Breakdown of Your Credit Score

The apparent culprits that can drag your credit score down include not paying your bills on time, judgments or collections, and high debt levels.

Payment history (35%)

Payment history on loans and credit cards, including the number and severity of late payments.

Amounts owed (30%)

If you are using a high percentage of your available credit, this may indicate that you are overextended—banks can interpret this to mean that you may be at a higher risk of default on your loan.

Length of credit history (15%)

Longer credit history increases your scores.
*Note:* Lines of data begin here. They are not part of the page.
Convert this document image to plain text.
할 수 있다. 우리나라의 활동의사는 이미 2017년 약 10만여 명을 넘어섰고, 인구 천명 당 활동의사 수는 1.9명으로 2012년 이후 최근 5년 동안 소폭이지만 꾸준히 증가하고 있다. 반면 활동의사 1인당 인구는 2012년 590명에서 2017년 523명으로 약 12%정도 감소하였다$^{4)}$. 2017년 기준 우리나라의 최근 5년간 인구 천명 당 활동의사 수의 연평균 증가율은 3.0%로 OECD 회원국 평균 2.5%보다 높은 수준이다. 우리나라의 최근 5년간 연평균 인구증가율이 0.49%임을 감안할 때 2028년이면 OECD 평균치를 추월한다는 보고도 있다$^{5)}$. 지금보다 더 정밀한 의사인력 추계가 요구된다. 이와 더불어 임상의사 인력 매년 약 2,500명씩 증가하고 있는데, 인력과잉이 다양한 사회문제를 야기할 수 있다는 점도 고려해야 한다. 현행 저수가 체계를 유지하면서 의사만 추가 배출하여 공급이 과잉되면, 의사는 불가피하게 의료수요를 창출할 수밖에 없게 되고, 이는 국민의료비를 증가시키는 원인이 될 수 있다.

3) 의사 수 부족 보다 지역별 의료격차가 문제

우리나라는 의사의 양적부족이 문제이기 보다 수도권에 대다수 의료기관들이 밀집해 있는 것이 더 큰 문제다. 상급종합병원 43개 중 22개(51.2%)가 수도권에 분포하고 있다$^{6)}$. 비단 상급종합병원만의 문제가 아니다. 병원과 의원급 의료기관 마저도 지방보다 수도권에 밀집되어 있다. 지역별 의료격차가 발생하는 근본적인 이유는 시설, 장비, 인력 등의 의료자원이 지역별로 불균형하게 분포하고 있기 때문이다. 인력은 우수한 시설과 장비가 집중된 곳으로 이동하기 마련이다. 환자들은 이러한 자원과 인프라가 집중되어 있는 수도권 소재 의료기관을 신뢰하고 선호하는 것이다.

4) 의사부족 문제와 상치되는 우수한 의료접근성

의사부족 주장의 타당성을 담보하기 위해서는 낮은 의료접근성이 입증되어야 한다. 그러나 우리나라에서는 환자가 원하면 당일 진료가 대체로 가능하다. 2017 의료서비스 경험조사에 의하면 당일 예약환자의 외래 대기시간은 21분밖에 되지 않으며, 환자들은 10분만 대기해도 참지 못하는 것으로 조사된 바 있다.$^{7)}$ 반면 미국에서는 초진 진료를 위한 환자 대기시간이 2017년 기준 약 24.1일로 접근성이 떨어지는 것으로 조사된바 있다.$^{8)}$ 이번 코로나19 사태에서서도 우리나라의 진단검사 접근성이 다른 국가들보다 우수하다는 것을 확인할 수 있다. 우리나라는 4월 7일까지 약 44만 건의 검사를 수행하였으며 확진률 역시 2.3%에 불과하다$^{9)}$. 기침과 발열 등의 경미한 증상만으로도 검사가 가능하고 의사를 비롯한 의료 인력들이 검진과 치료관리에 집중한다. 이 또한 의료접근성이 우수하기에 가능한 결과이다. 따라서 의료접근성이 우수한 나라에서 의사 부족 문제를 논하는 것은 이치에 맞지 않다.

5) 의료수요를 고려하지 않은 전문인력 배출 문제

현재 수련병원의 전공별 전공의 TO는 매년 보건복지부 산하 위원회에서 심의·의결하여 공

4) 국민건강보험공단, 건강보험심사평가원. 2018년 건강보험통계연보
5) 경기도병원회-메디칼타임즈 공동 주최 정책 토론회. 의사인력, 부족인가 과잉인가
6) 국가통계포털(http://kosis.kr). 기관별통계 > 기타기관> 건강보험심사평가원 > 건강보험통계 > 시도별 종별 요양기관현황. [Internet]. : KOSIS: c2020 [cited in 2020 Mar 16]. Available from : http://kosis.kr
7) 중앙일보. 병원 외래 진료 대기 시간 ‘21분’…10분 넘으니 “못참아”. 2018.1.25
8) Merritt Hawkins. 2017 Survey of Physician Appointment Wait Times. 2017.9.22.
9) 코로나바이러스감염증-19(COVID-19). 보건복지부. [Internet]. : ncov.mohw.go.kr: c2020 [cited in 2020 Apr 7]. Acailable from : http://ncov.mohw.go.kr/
However, even people who have not been using credit for long may have high scores, depending on how the rest of their credit report looks.

Credit mix (10%)

Your score will consider your mix of credit cards, retail accounts, installment loans, finance company accounts, and mortgage loans.

New credit (10%)

Try not to open too many accounts within a short period of time. This can represent greater risk—especially for those who do not have an established credit history.

Getting Your Credit Score

You can order your credit score—which is based on information from your credit report—from a variety of sources. Some banks, credit unions, and credit card issuers make your credit score available to you either on your billing statement or online. You can also purchase your full credit report from any of the major credit bureaus at any time—Equifax, Experian, and TransUnion. These bureaus also provide one free credit report per year.